The Water Baptism of 1 Corinthians 12:13

Those events which you wrote about took place before the New Covenant went into effect. (Mark 14:24)
Prove the Holy Spirit baptism saved Paul in Acts 9.
I'm fine with debating all examples of the Holy Spirit being poured out after Acts 1.
 
Then it is in error because one cannot have a gift of the Spirit without having the Holy Spirit.

Using examples in order to refute this from events which took place before what is described in Acts 2:4 is irrelevant.
It proves many received the Holy Spirit yet this was not how any of them were saved.
This is also true during the new covenant.
No one has ever been saved by Holy Spirit baptism.
The apostles were saved before Acts 2.
John 1:4;8
- John did baptize in the wilderness and preach the baptism of repentance for the forgiveness of sins
Sins forgiven in John's baptism.
- I indeed baptized you with water but Jesus shall baptize you with the Holy Spirit

The Holy Spirit baptism did not forgive their sins.
John's water baptism was for the forgiveness of sins.
 
Not proved on your part.

I see you are suffering from truth decay. It's time you brush up on what the Bible teaches.
LOL, nice pun. But insulting me does not advance your argument. You advocate the position that an exception to the rule (Cornelius, which is not really an exception, but you see it as one) invalidates the rule. But exceptions are only that, exceptions, and they do not invalidate the rule. God established the rule that we are born again through water and the Spirit (John 3:5). The Apostles taught that we receive the gift of salvation from God when we are immersed in water (Acts 8:36, Acts 2:38, Acts 22:16, Rom 6:1-7, Col 2:11-14, 1 Pet 3:21, Gal 3:26-27, Eph 5:26-27, etc.), provided that we have also repented (Acts 3:19) and confessed Jesus as Lord (Rom 10:9-10). Since that is the rule, identifying "exceptions" (real or imagined) do not invalidate the rule. They simply identify cases where, in the first century, there was a "special case". But as noted before, Cornelius is not an exception to this rule. Cornelius received miraculous empowerment of praise and speaking in tongues when the Spirit fell on him, nothing more. He was not saved, he was not brought into the Kingdom of God, and the Holy Spirit did not enter into residence in his heart. If these things had occurred, then he would not have needed to be baptized in water afterwards.

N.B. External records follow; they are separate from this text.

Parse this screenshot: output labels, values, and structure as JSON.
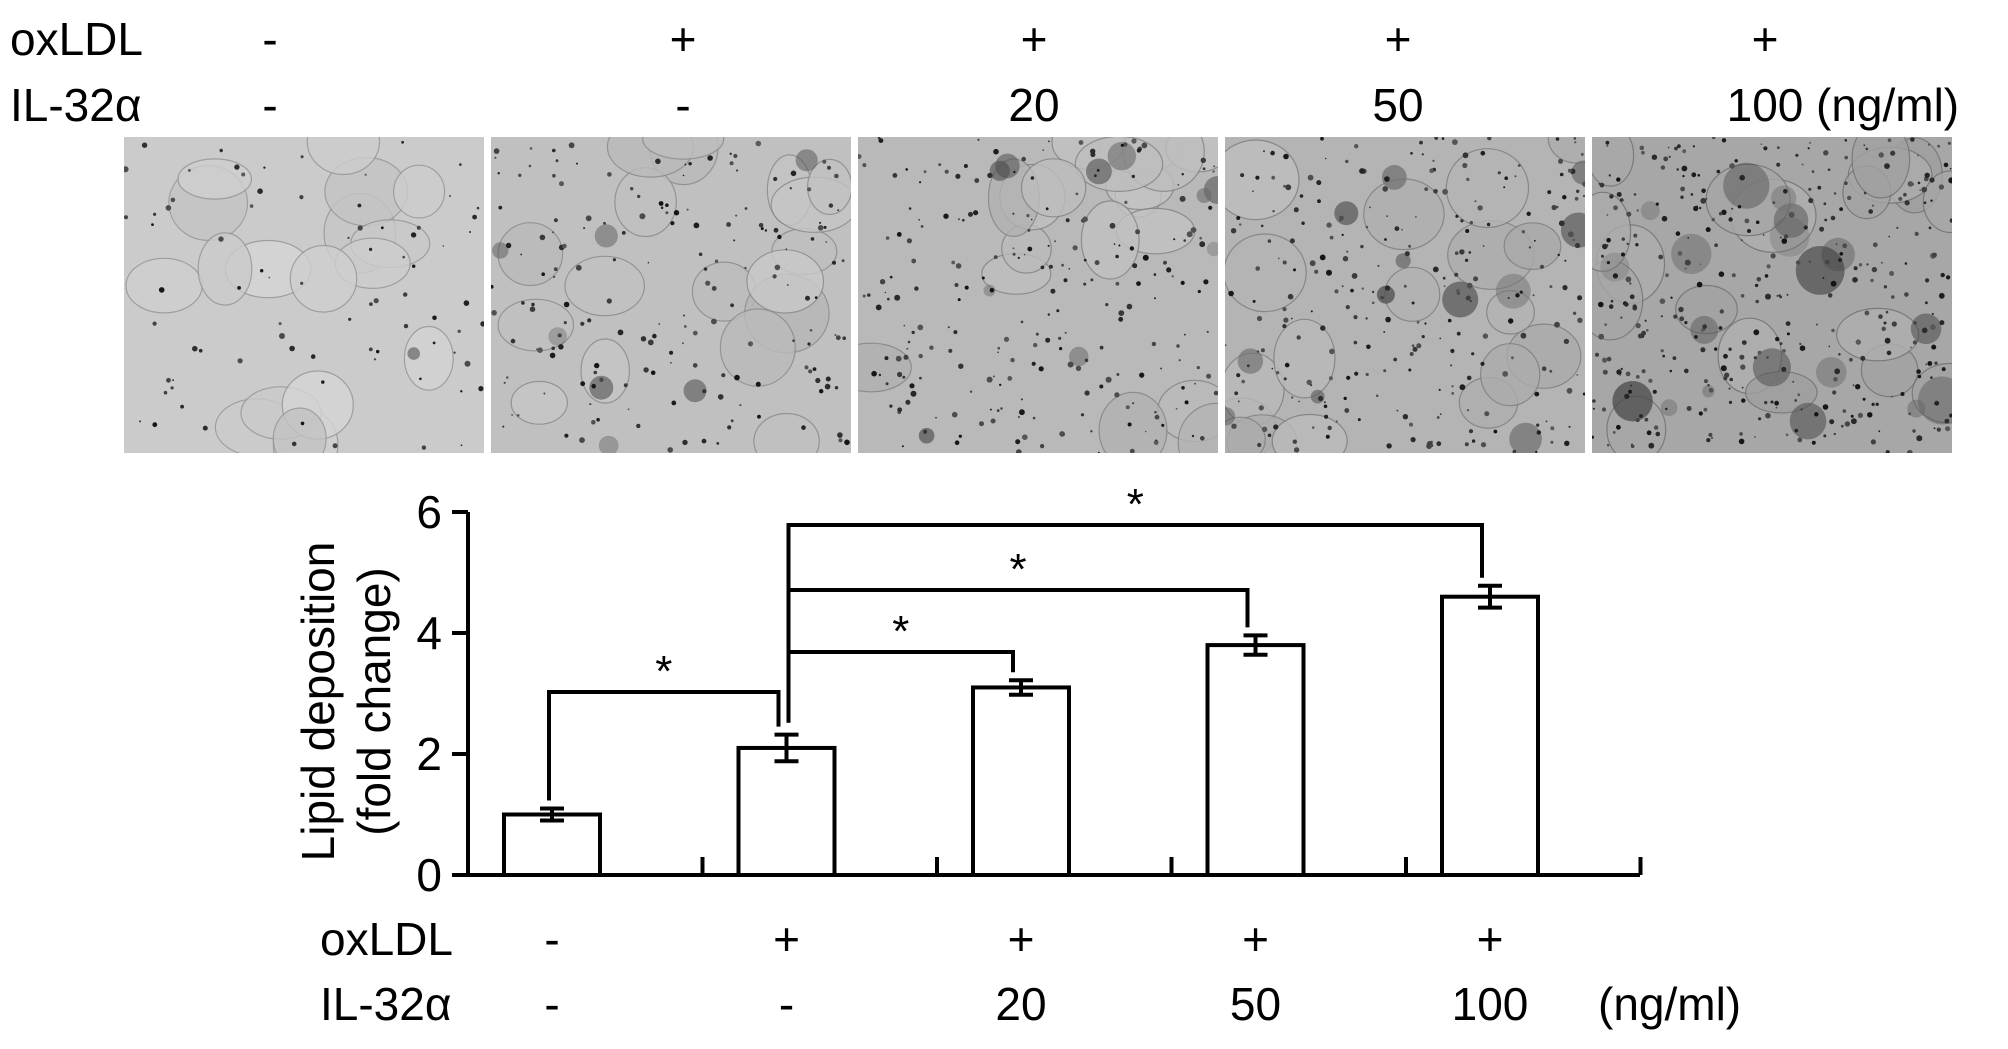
{
  "top_conditions": {
    "rows": [
      {
        "label": "oxLDL",
        "values": [
          "-",
          "+",
          "+",
          "+",
          "+"
        ]
      },
      {
        "label": "IL-32α",
        "values": [
          "-",
          "-",
          "20",
          "50",
          "100"
        ],
        "unit": "(ng/ml)"
      }
    ]
  },
  "micrographs": [
    {
      "name": "control",
      "darkness": 0.05
    },
    {
      "name": "oxldl",
      "darkness": 0.3
    },
    {
      "name": "oxldl-il32-20",
      "darkness": 0.45
    },
    {
      "name": "oxldl-il32-50",
      "darkness": 0.55
    },
    {
      "name": "oxldl-il32-100",
      "darkness": 0.85
    }
  ],
  "chart_data": {
    "type": "bar",
    "ylabel_lines": [
      "Lipid deposition",
      "(fold change)"
    ],
    "ylim": [
      0,
      6
    ],
    "yticks": [
      0,
      2,
      4,
      6
    ],
    "categories": [
      "- / -",
      "+ / -",
      "+ / 20",
      "+ / 50",
      "+ / 100"
    ],
    "values": [
      1.0,
      2.1,
      3.1,
      3.8,
      4.6
    ],
    "errors": [
      0.1,
      0.22,
      0.12,
      0.16,
      0.18
    ],
    "bar_color": "#ffffff",
    "significance": [
      {
        "from": 0,
        "to": 1,
        "label": "*"
      },
      {
        "from": 1,
        "to": 2,
        "label": "*"
      },
      {
        "from": 1,
        "to": 3,
        "label": "*"
      },
      {
        "from": 1,
        "to": 4,
        "label": "*"
      }
    ],
    "x_conditions": [
      {
        "label": "oxLDL",
        "values": [
          "-",
          "+",
          "+",
          "+",
          "+"
        ]
      },
      {
        "label": "IL-32α",
        "values": [
          "-",
          "-",
          "20",
          "50",
          "100"
        ],
        "unit": "(ng/ml)"
      }
    ]
  }
}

But he did require baptism still (Acts 10:47-48), because he had not been saved, and was not in the kingdom, and did not have the indwelling of the Spirit yet. These things require water, just as Jesus told Nicodemus in John 3.

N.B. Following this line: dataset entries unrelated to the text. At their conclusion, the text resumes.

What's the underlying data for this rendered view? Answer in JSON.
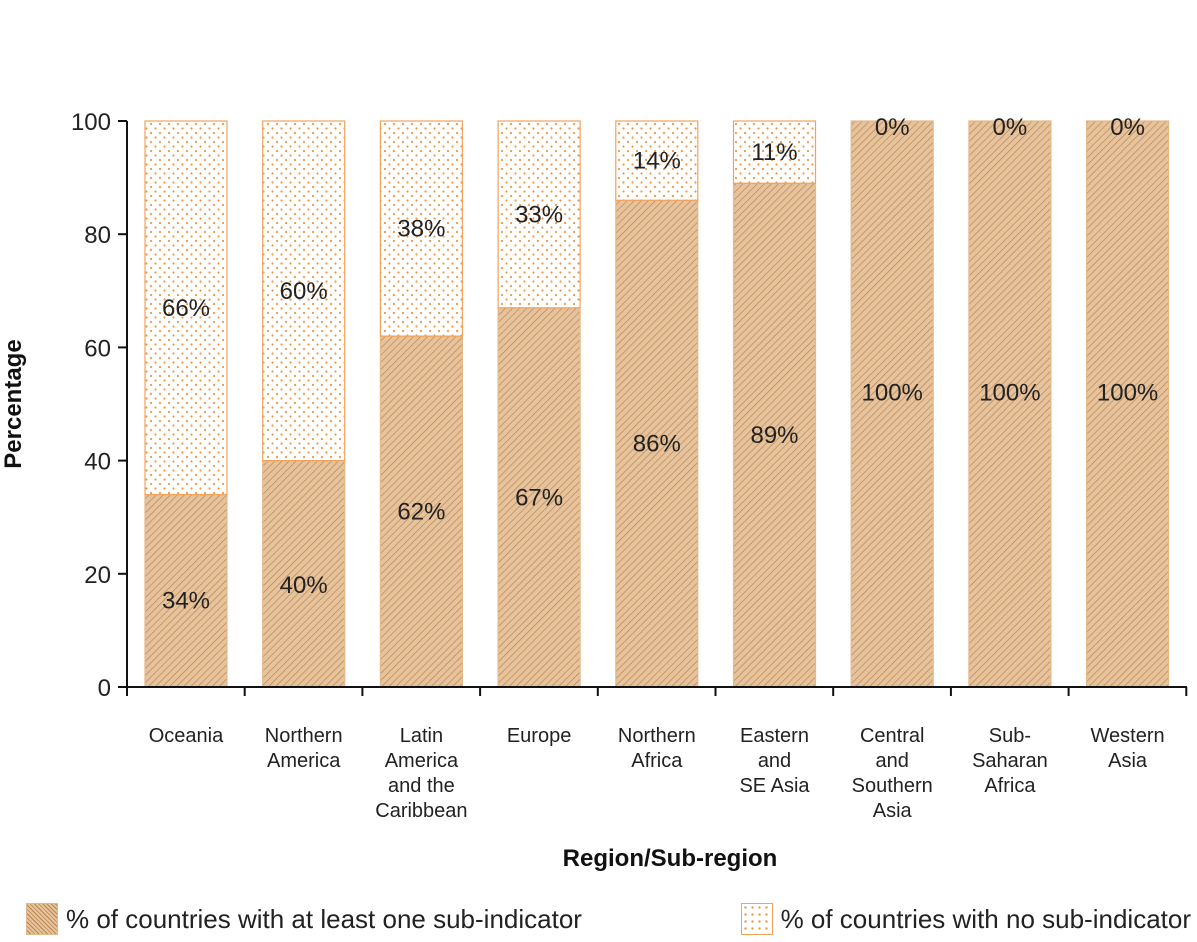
{
  "chart_data": {
    "type": "bar",
    "stacked": true,
    "categories": [
      "Oceania",
      "Northern\nAmerica",
      "Latin\nAmerica\nand the\nCaribbean",
      "Europe",
      "Northern\nAfrica",
      "Eastern\nand\nSE Asia",
      "Central\nand\nSouthern\nAsia",
      "Sub-\nSaharan\nAfrica",
      "Western\nAsia"
    ],
    "series": [
      {
        "name": "% of countries with at least one sub-indicator",
        "values": [
          34,
          40,
          62,
          67,
          86,
          89,
          100,
          100,
          100
        ],
        "labels": [
          "34%",
          "40%",
          "62%",
          "67%",
          "86%",
          "89%",
          "100%",
          "100%",
          "100%"
        ],
        "color": "#e4b98a"
      },
      {
        "name": "% of countries with no sub-indicator",
        "values": [
          66,
          60,
          38,
          33,
          14,
          11,
          0,
          0,
          0
        ],
        "labels": [
          "66%",
          "60%",
          "38%",
          "33%",
          "14%",
          "11%",
          "0%",
          "0%",
          "0%"
        ],
        "color": "#f2a25a"
      }
    ],
    "xlabel": "Region/Sub-region",
    "ylabel": "Percentage",
    "ylim": [
      0,
      100
    ],
    "yticks": [
      0,
      20,
      40,
      60,
      80,
      100
    ],
    "grid": false,
    "legend_position": "bottom"
  }
}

The rest of your arguments have been addressed as well.
 
The baptism with the Holy Spirit.

You have never been able to refute the evidence I supplied that demonstrates this.
Sorry, but that is not the "baptism with the Holy Spirit", and there is NO evidence that it is. You want it to be because that would support your preconception. But Scripture refutes your ideas.
There is ONLY ONE BAPTISM in the NT Church (Eph 4:5-6).
That baptism is the baptism in which we are saved (Rom 6:1-7, Col 2:11-14, Gal 3:26-27, and all the others I posted).
That baptism REQUIRES water (John 3:5, 1 Pet 3:21, Acts 8:36), and it requires human, physical action (Matt 28:19, Acts 22:16, Acts 8:36-38).

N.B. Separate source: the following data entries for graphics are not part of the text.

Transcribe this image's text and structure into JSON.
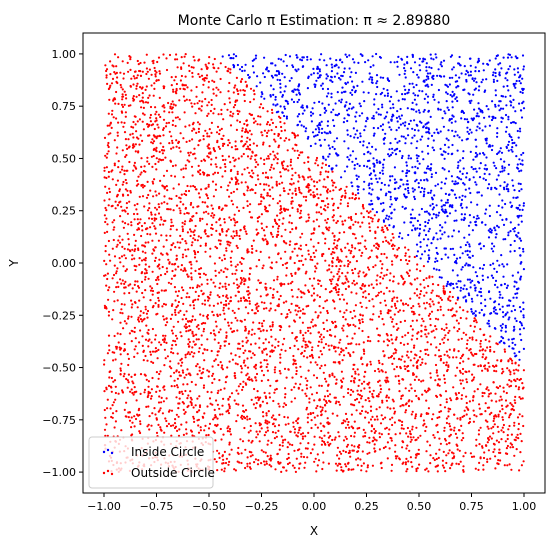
{
  "chart_data": {
    "type": "scatter",
    "title": "Monte Carlo π Estimation: π ≈ 2.89880",
    "xlabel": "X",
    "ylabel": "Y",
    "xlim": [
      -1.1,
      1.1
    ],
    "ylim": [
      -1.1,
      1.1
    ],
    "xticks": [
      "−1.00",
      "−0.75",
      "−0.50",
      "−0.25",
      "0.00",
      "0.25",
      "0.50",
      "0.75",
      "1.00"
    ],
    "xtick_values": [
      -1.0,
      -0.75,
      -0.5,
      -0.25,
      0.0,
      0.25,
      0.5,
      0.75,
      1.0
    ],
    "yticks": [
      "−1.00",
      "−0.75",
      "−0.50",
      "−0.25",
      "0.00",
      "0.25",
      "0.50",
      "0.75",
      "1.00"
    ],
    "ytick_values": [
      -1.0,
      -0.75,
      -0.5,
      -0.25,
      0.0,
      0.25,
      0.5,
      0.75,
      1.0
    ],
    "grid": false,
    "legend_position": "lower-left",
    "series": [
      {
        "name": "Inside Circle",
        "color": "#0000ff",
        "marker": "dot"
      },
      {
        "name": "Outside Circle",
        "color": "#ff0000",
        "marker": "dot"
      }
    ],
    "region": {
      "domain": "square [-1,1] x [-1,1]",
      "boundary_line": [
        [
          -0.45,
          1.0
        ],
        [
          0.95,
          -0.45
        ]
      ]
    }
  }
}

You seem to want to shortcut God's shortcut to salvation. But a shortcut to a shortcut lands you stuck in a ditch.
 
So is your false doctrine.
I don't have any false doctrines. Anything that I believe that can be disproved through Scripture, I change my belief. But you have not disproved anything I have said.
Try opening your eyes first.
If all you have is insults and trite blustering, we are done here. Come up with an honest argument from Scripture or quit wasting our time here.